"Gandhi hat unser Land gespalten"

■ Heute jährt sich zum 50. Mal die Ermordung jenes Mannes, der die Inder zum gewaltlosen Kampf gegen die Briten aufrief. Gopal Godse, einer der Verschwörer, zeigt keine Reue für die Tat und hofft auf einen

Vor fünfzig Jahren, am 30. Januar 1948, „verschwand das Licht aus unserem Leben“, wie der indische Ministerpräsident Nehru damals formulierte. Während einer öffentlichen Gebetsversammlung im Garten einer Villa in Neu-Delhi fiel Mahatma Gandhi dem Mordanschlag eines ultranationalistischen Hindus zum Opfer. Die Nation war schockiert. Hunderttausende versammelten sich zur feierlichen Einäscherung des kleinen Mannes im Lendentuch, den die Menschen zärtlich „Bapu“ (Vater) nannten. Die Regierung erklärte den 30. Januar als „Tag der Märtyrer“ zum nationalen Feiertag.

Der 78jährige Gopal Godse ist einer der Verschwörer, die sich damals zum Ziel setzten, Gandhi zu ermorden, und der Bruder des eigentlichen Attentäters. Politisch gehört Godse auch heute noch zum Spektrum der radikalsten Hindu- Extremisten, die Haß gegen die Muslime schüren und vor gewaltsamen Aktionen nicht zurückschrecken. Das Gespräch mit Godse wurde in der südindischen Stadt Poona geführt.

taz: Warum haben Sie und Ihr Bruder Mahatma Gandhi getötet?

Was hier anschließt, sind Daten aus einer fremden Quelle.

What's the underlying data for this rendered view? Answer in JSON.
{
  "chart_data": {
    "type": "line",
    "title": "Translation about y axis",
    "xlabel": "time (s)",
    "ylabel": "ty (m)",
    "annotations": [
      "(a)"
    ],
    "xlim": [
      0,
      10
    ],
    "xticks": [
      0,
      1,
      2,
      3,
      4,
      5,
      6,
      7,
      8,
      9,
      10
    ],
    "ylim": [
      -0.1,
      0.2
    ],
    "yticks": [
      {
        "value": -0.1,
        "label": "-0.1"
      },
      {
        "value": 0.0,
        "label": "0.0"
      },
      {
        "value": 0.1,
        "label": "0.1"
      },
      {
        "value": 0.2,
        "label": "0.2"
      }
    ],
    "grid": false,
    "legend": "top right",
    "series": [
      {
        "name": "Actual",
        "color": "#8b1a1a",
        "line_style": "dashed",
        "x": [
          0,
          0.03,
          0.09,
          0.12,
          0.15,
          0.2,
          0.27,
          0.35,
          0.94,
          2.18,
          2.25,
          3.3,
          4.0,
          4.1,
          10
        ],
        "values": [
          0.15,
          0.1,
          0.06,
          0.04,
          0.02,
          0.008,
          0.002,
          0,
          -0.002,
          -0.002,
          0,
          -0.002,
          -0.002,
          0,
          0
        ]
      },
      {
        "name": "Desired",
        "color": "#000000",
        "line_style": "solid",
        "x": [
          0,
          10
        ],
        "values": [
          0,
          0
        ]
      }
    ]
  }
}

Gopal Godse: Gandhi hat Indien nicht die Freiheit gebracht. Sein Verdienst war es hingegen, das Land zu spalten. Um für Indien die Freiheit zu erlangen, beschwor er die Bruderschaft zwischen Hindus und Muslimen. Doch als das Ziel 1947 erreicht war, forderten die Muslime einen eigenen Staat Pakistan. Noch im selben Jahr besetzte Pakistan Teile von Kaschmir. Neu-Delhi beschloß daher, die vereinbarte Aufteilung der von den Briten zurückgelassenen Staatskasse hinauszuzögern, um Pakistan zum Rückzug zu zwingen. Gandhi aber bestand darauf, daß die Pakistaner die ihnen zustehenden 550 Millionen Rupien erhalten und trat sogar in den Fastenstreik, um die Regierung zur Auszahlung zu zwingen. Das war der Tropfen, der für uns das Faß zum Überlaufen brachte.

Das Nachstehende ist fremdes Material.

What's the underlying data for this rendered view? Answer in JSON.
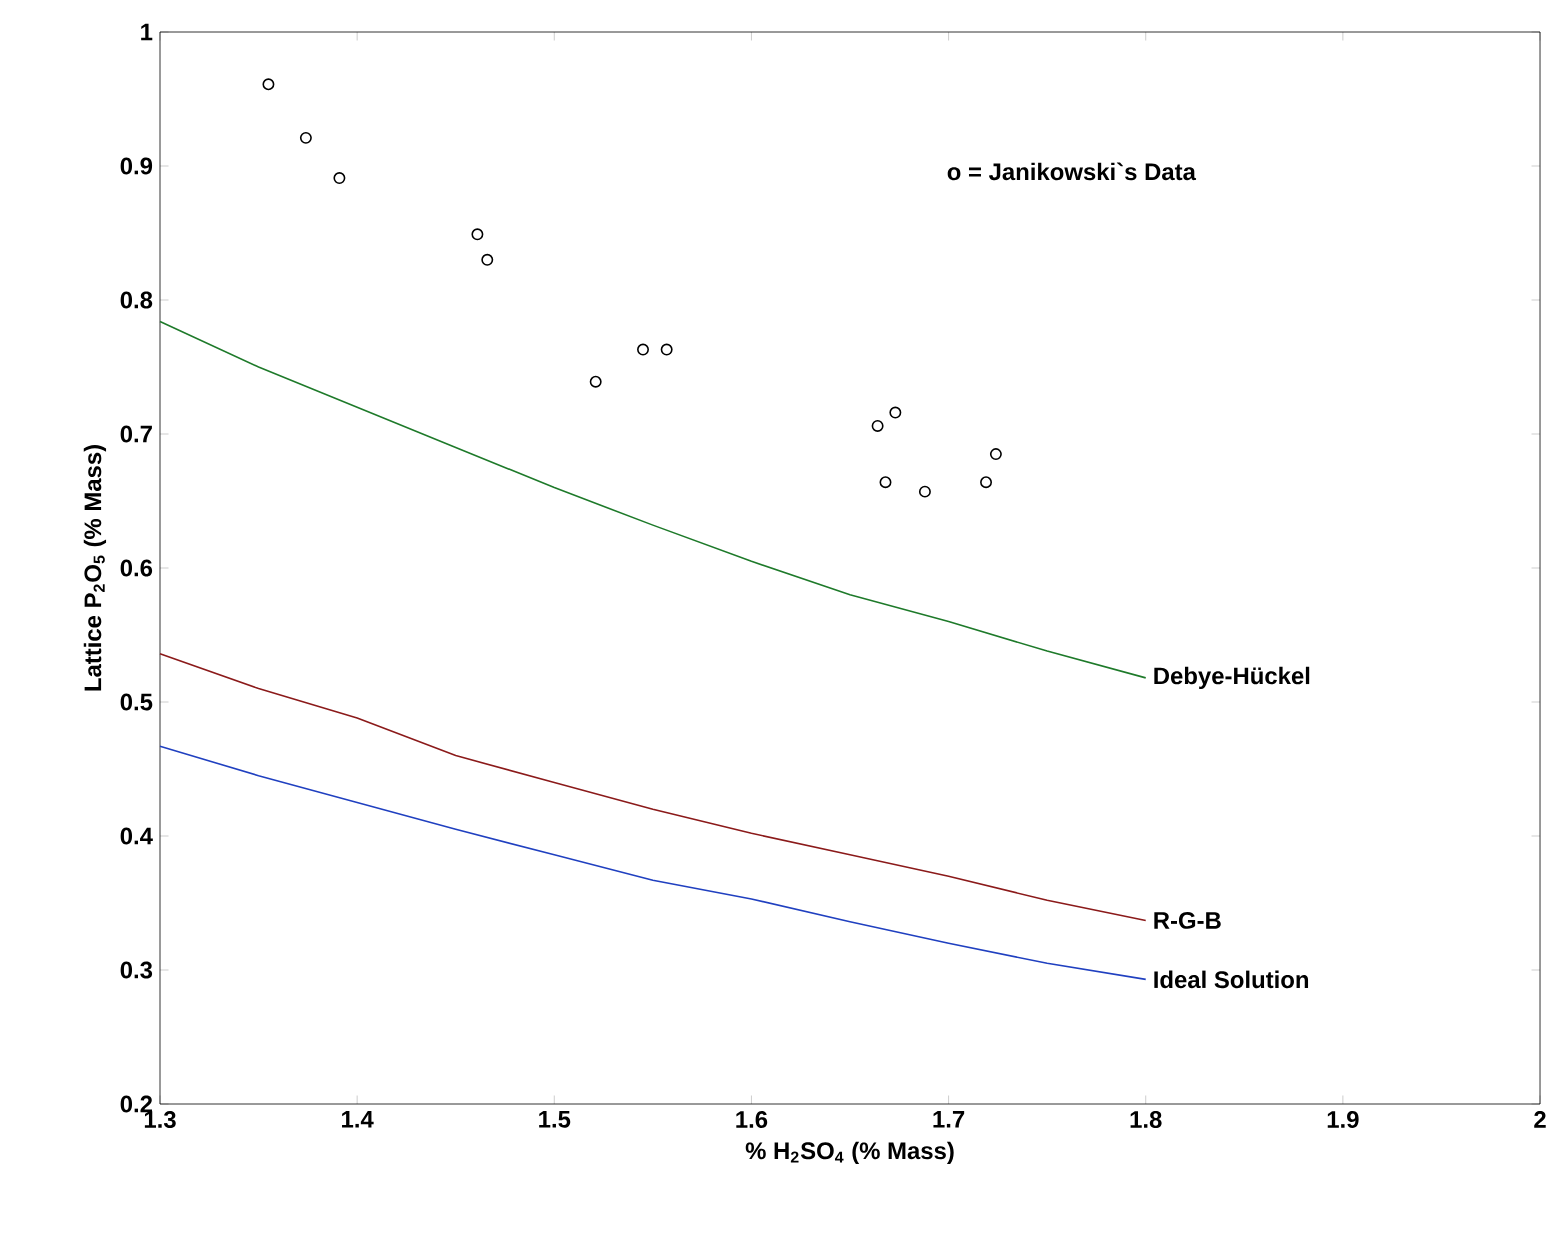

Wie haben Sie das Attentat vorbereitet und ausgeführt?

Wir waren fünf Freunde, ohne Erfahrung, aber konspirativ auf ein gemeinsames Ziel eingeschworen. Auf getrennten Wegen reisten wir von Poona in die Hauptstadt und erkundeten die Sicherheitsvorkehrungen für Gandhi. Am 20. Januar sollten einer von uns eine Bombe in eine Gebetsversammlung werfen und die Verwirrung nutzen, um Gandhi zu erschießen. Doch die Bombe explodierte nicht, unser Freund wurde gefaßt. Nun hieß es, rasch zu handeln, bevor die Polizei die Verschwörung aufdeckt. Mein Bruder Nathuram entschloß sich, das Attentat am 30. Januar im Alleingang durchzuführen. An jenem Abend waren 53 Polizisten im Dienst, um Mahatma Gandhi zu beschützen. Aber es gab keine Durchsuchungen am Eingang, das war unser Glück.

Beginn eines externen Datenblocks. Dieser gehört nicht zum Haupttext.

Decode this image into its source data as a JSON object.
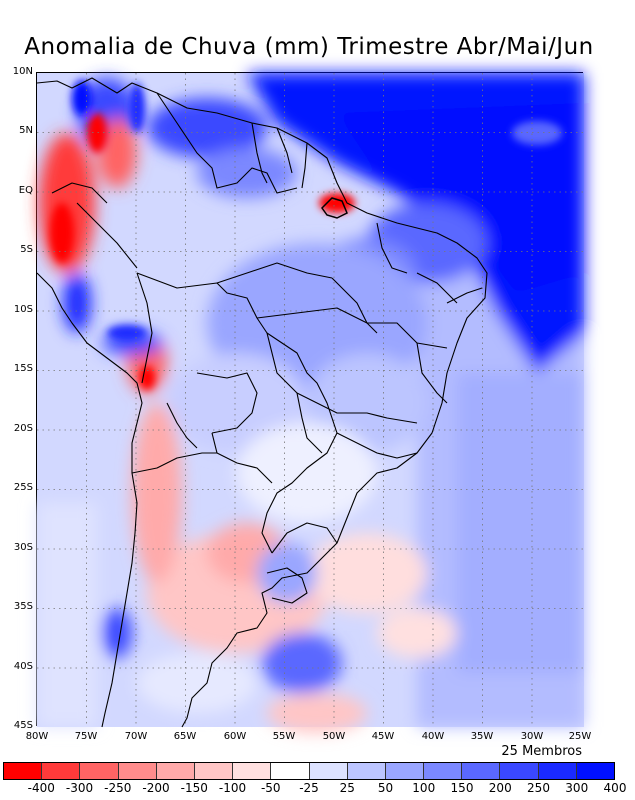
{
  "title": "Anomalia de Chuva (mm) Trimestre Abr/Mai/Jun",
  "members_label": "25 Membros",
  "y_ticks": [
    "10N",
    "5N",
    "EQ",
    "5S",
    "10S",
    "15S",
    "20S",
    "25S",
    "30S",
    "35S",
    "40S",
    "45S"
  ],
  "x_ticks": [
    "80W",
    "75W",
    "70W",
    "65W",
    "60W",
    "55W",
    "50W",
    "45W",
    "40W",
    "35W",
    "30W",
    "25W"
  ],
  "colorbar": {
    "colors": [
      "#ff0000",
      "#ff3a3a",
      "#ff6464",
      "#ff8c8c",
      "#ffaaaa",
      "#ffc6c6",
      "#ffe0e0",
      "#ffffff",
      "#dde2ff",
      "#bcc5ff",
      "#9aa6ff",
      "#7b88ff",
      "#5a68ff",
      "#3a48ff",
      "#1a2aff",
      "#0010ff"
    ],
    "labels": [
      "-400",
      "-300",
      "-250",
      "-200",
      "-150",
      "-100",
      "-50",
      "-25",
      "25",
      "50",
      "100",
      "150",
      "200",
      "250",
      "300",
      "400"
    ]
  },
  "colors": {
    "ocean_atlantic": "#bcc5ff",
    "strong_positive": "#0010ff",
    "moderate_positive": "#7b88ff",
    "weak_positive": "#dde2ff",
    "weak_negative": "#ffc6c6",
    "strong_negative": "#ff0000",
    "border": "#000000"
  }
}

Was geschah nach den tödlichen Schüssen?

Nathuram hob die Hände und rief: „Polizei, Polizei!“ Er ließ sich widerstandlos festnehmen. Innerhalb einer Woche wurden ich und die anderen beiden in Poona verhaftet. Das Gerichtsverfahren war fair. Mein Bruder und Narayan Apte wurden gehängt, wir drei anderen erhielten „lebenslänglich“. Ich kam nach 18 Jahren Haft frei. Außer mir lebt nur noch der Bombenwerfer Madan Lal Pahwa.

Sie waren in der „Hindu Mahasabha“-Partei organisisert. Was sind deren Ziele?

Ich bin immer noch Mitglied der Hindu Mahasabha. Die Partei ist durchaus noch lebendig, auch wenn sie keine große Gefolgschaft mehr hat. Wir wollen die Teilung rückgängig machen und unseren heiligen Fluß Indus zurückgewinnen. Sehen Sie, vor der islamischen Invasion waren wir doch alle Hindus! Man muß den Muslimen nur ihren blinden Glauben nehmen, dann werden sie wieder zu wahren Indern. Der Islam ist nichts weiter als eine Waffe des arabischen Nationalismus, der ein Land nach dem anderen zu vereinnahmen trachtet. Einen Teil Indiens, nämlich Pakistan, haben sie bereits geschluckt.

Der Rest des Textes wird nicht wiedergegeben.